Ravenscraft, Scherer (1987 book) 1950–1977 471 mergers ROA declined on average 0.5% per year for target companies that were merged under pooling accounting.
Herman, Lowenstein (1988) 1975–1983 56 hostile takeovers ROC for acquirers (using tender offers) increased from 14.7% to 19.6% postmerger in 1975–1978. A similar measure for the 1981–1983 period showed a decrease in ROC.
Seth (1990) 1962–1979 102 tender offers Using a modeled (rather than a market) value of equity based on expected cash flows and a required rate of return, acquisitions returned 9.3% in additional equity value. Operational synergies, in the form of additional cash flows, returned 12.9%, and financial synergies, from changes in the required rate of return, were –3.6%.
Healy, Palepu, Ruback (1992) 1979–1984 50 mergers In 50 largest U.S. mergers, merged firms showed significant abnormal improvements in asset productivity (asset turnover), but no significant abnormal increases in operating cash flow margins.
Chatterjee, Meeks (1996) 1977–1990 144 mergers Before 1985, U.K. mergers showed no significant increase in profitability after merger. Between 1985 and 1990, firms showed significant improvement in accounting profitability returns (13–22%) in years following merger, presumably because of changes in accounting policy.
Dickerson, Gibson, Tsakalotos (1997) 1948–1977 613 mergers For the first five years, postacquisition, ROA for acquirers is 2% lower than ROA for nonacquirers.
Healy, Palepu, Ruback (1997) 1979–1984 50 mergers Based on the 50 largest U.S. mergers, operating cash flow returns as a result of merger met but did not exceed the premium paid for target; therefore M&A is a zero net present value (NPV) activity. Stock price activity at time of announcement was related to postacquisition cash flow performance.
Parrino, Harris (1999) and Parrino, Harris (2001) 1982–1987 197 mergers Buyers experienced a significant +2.1% operating cash flow return after merger. This return is defined as operating cash flow divided by market value of assets. Postmerger returns were significantly higher where the buyer and target shared at least one common business line, or merged to take advantage of technology.
Ghosh (2001) 1981–1995 315 mergers Buyers experienced returns on assets no different from a control sample following acquisitions. But cash flows increased significantly following acquisitions made with cash, and declined for stock acquisitions.
Carline, Linn, Yadav (2001) 1985–1994 86 mergers Buyers and targets, combined, underperformed their industry peers in five years before merger, and outperformed their peers in five years after. Median change in performance of industry adjusted operating cash flows was +6.39%.*
Sharma, Ho (2002) 1986–1991 36 mergers, Australian sample Comparing the three years before merger to the three years after, buyers showed significantly lower return on equity, return on assets, profit margin, and earnings per share.

ROE = Return on equity.

ROA = Return on assets.

ROS = Return on sales.

ROC = Return on capital.

*Significant at the 0.99 confidence level.

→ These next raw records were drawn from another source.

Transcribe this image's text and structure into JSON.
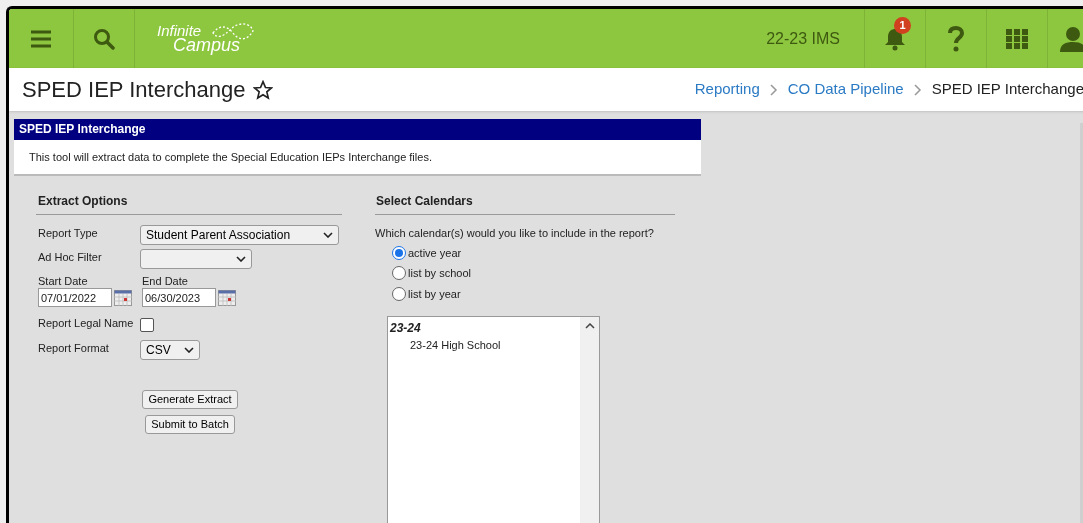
{
  "header": {
    "logo": {
      "line1": "Infinite",
      "line2": "Campus"
    },
    "context": "22-23 IMS",
    "notification_count": "1"
  },
  "page": {
    "title": "SPED IEP Interchange",
    "favorite": false,
    "breadcrumbs": [
      {
        "label": "Reporting",
        "kind": "link"
      },
      {
        "label": "CO Data Pipeline",
        "kind": "link"
      },
      {
        "label": "SPED IEP Interchange",
        "kind": "current"
      }
    ]
  },
  "panel": {
    "title": "SPED IEP Interchange",
    "description": "This tool will extract data to complete the Special Education IEPs Interchange files."
  },
  "extract_options": {
    "heading": "Extract Options",
    "report_type": {
      "label": "Report Type",
      "value": "Student Parent Association"
    },
    "ad_hoc_filter": {
      "label": "Ad Hoc Filter"
    },
    "start_date": {
      "label": "Start Date",
      "value": "07/01/2022"
    },
    "end_date": {
      "label": "End Date",
      "value": "06/30/2023"
    },
    "report_legal_name": {
      "label": "Report Legal Name",
      "checked": false
    },
    "report_format": {
      "label": "Report Format",
      "value": "CSV"
    },
    "buttons": [
      "Generate Extract",
      "Submit to Batch"
    ]
  },
  "select_calendars": {
    "heading": "Select Calendars",
    "question": "Which calendar(s) would you like to include in the report?",
    "options": [
      {
        "label": "active year",
        "selected": true
      },
      {
        "label": "list by school",
        "selected": false
      },
      {
        "label": "list by year",
        "selected": false
      }
    ],
    "calendar_list": [
      {
        "year": "23-24",
        "calendars": [
          "23-24 High School"
        ]
      }
    ]
  }
}
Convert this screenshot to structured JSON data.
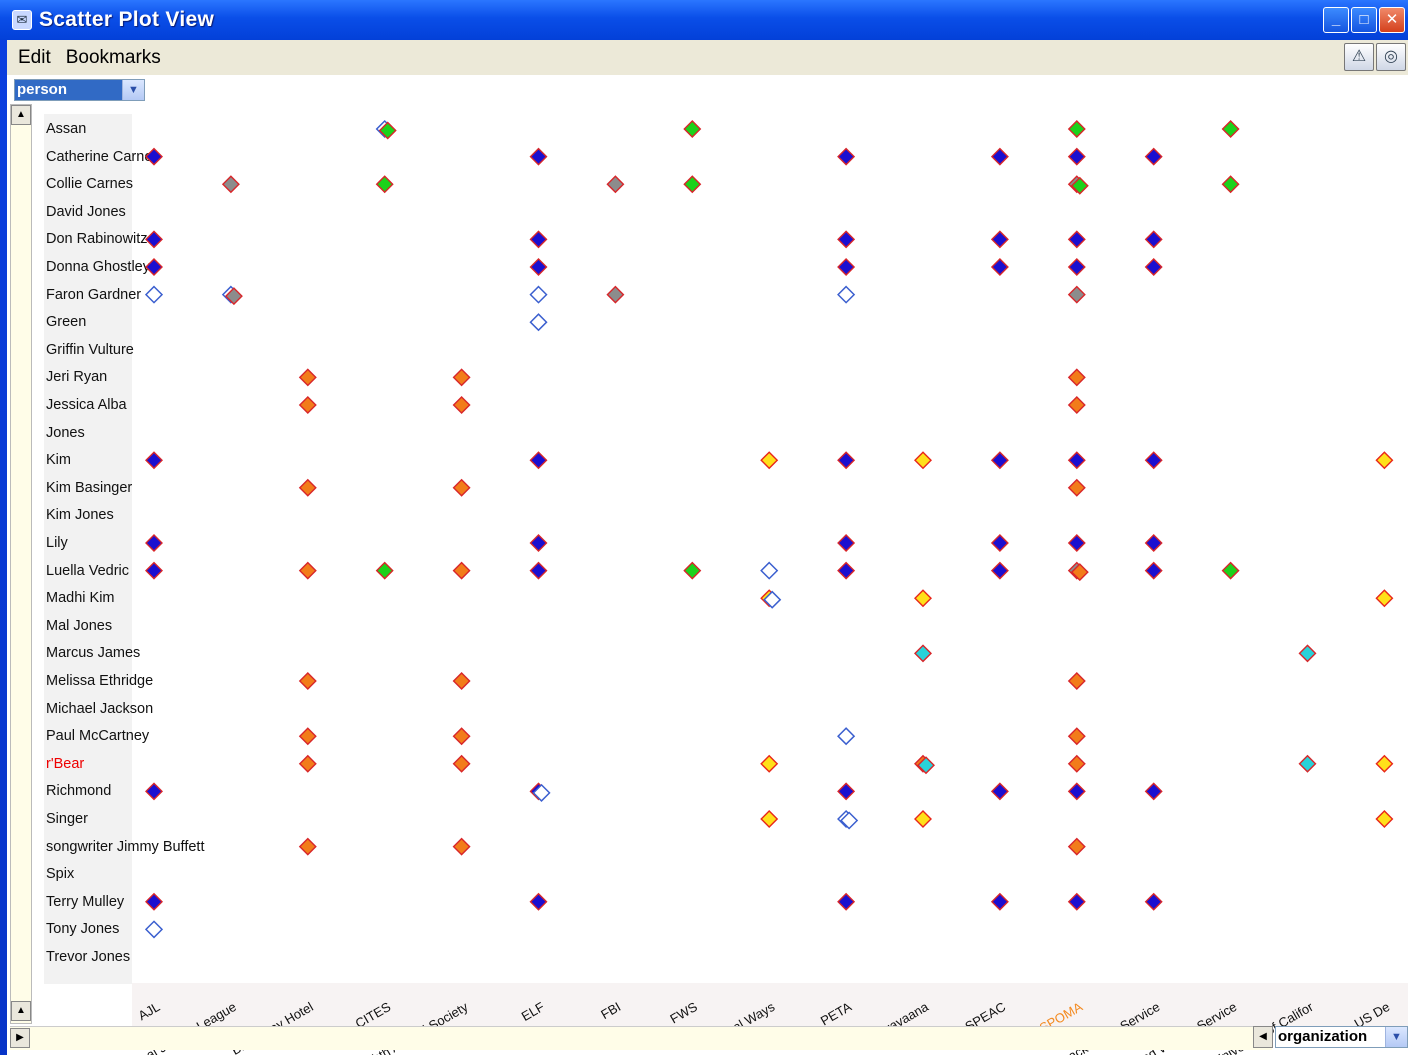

EXHIBIT 3.9 Excerpted Findings about the Change in Profitability of British Acquirers Following Acquisition

Change in Profitability versus Industry and versus Predeal Performance Percentage of Observations in Which Change in Profitability Is Negative
Year of transaction 0.148* 0.338
Year +1 –0.015 0.536
Year +2 –0.010 0.517
Year +3 –0.058* 0.527
Year +4 –0.098* 0.660
Year +5 –0.110* 0.642
Year +6 –0.067 0.523
Year +7 –0.073 0.619

*Significantly different from zero at 1%.

Significantly different from 0.5 at 5%.

Source: Meeks (1977), page 25.

The main observation from Mueller’s findings is that acquirers reported worse returns in the years after acquisition than their nonacquiring counterparts—but not significantly so. The most strongly negative results are shown in the right-hand column, notably in the low percentage of the sample that offered a positive comparison. Commenting on the results for all seven countries, Mueller wrote:

No consistent pattern of either improved or deteriorated profitability can therefore be claimed across the seven countries. Mergers would appear to result in a slight improvement here, a slight worsening of performance there. If a generalization is to be drawn, it would have to be that mergers have but modest effects, up or down, on the profitability of the merging firms in the three to five years following merger. Any economic efficiency gains from the mergers would appear to be small, judging from these statistics, as would any market power increases. (Page 306)

Ravenscraft and Scherer (1987) studied 471 acquirers between 1950 and 1977. The novelty in this study was the reliance of the researchers upon a special line-of-business database maintained by the Federal Trade Commission that would permit greater definition of control groups than in previous studies, and more careful assessment of asset values and the impact of accounting method choices. The drawback to the line-of-business focus is that acquisition synergies might occur in other areas of the acquiring firm, and therefore might be missed by this study. Also, the comparison in postmerger years is undermined by misalignment with the merger year.9 The researchers considered the ratio of operating income to assets. Strengthening the analysis are controls for industry effects, accounting method choices, and market shares. Their principal finding is that profitability is one to two percentage points less for acquirers than for control firms—these differences are statistically significant. Purchase accounting and the entry into new (i.e., diversifying) lines of business are associated with material and significant decreases in profitability.

EXHIBIT 3.10 Excerpts of Findings about Change in U.S. Acquirers’ Profitability Following Acquisition

Acquirers: Three Years after versus Five Years before Compared to Two Control Group Companies (% Difference/% Positive) Acquirers’ Postmerger Performance Compared to Their Base Industry Peers (% Difference/% Positive) Acquirer’s Postmerger Performance Compared to a Projection of Performance Based on a Control Group and Industry Trends (% Difference/% Positive)
What it means Change in profitability of acquirers compared with a randomly selected nonacquiring firm. Change in profitability of acquirers compared with a nonacquiring firm matched on size and industry. Change in profitability of acquirers compared with what it would have been if they had followed industry trends.
Pretax
Return on equity –0.084 53% –0.128 48% –0.065* 3%
Return on assets –0.038 53% –0.049 34% –0.045 3%
Return on sales –0.029 60% –0.034 48% –0.038 3%
After tax
Return on equity 0.011* 57% –0.002 55% –0.065 4%
Return on assets 0.003 57% –0.001 31% –0.002 17%
Return on sales 0.003 70% 0.002 58% –0.001 10%

*Indicates significance at 2% level.

Significance at 1% level.

Significance at 5% level.

Source: Mueller (1980).

Healy, Palepu, and Ruback (1992) studied the postacquisition accounting data for the 50 largest U.S. mergers between 1979 and mid-1984, and use industry performance as a benchmark against which acquirers’ performance may be tested. Asset productivity improves significantly for these firms following acquisition, which contributes to higher operating cash flow returns relative to their nonacquiring peers. Acquirers maintain their rates of capital expenditure and R&D relative to their industries, suggesting that the improved performance is not at the expense of fundamental investment in the business. Most importantly, the announcement returns on stock for the merging firms is significantly associated with the improvement in postmerger operating performance, suggesting that anticipated gains drive the share prices at announcement.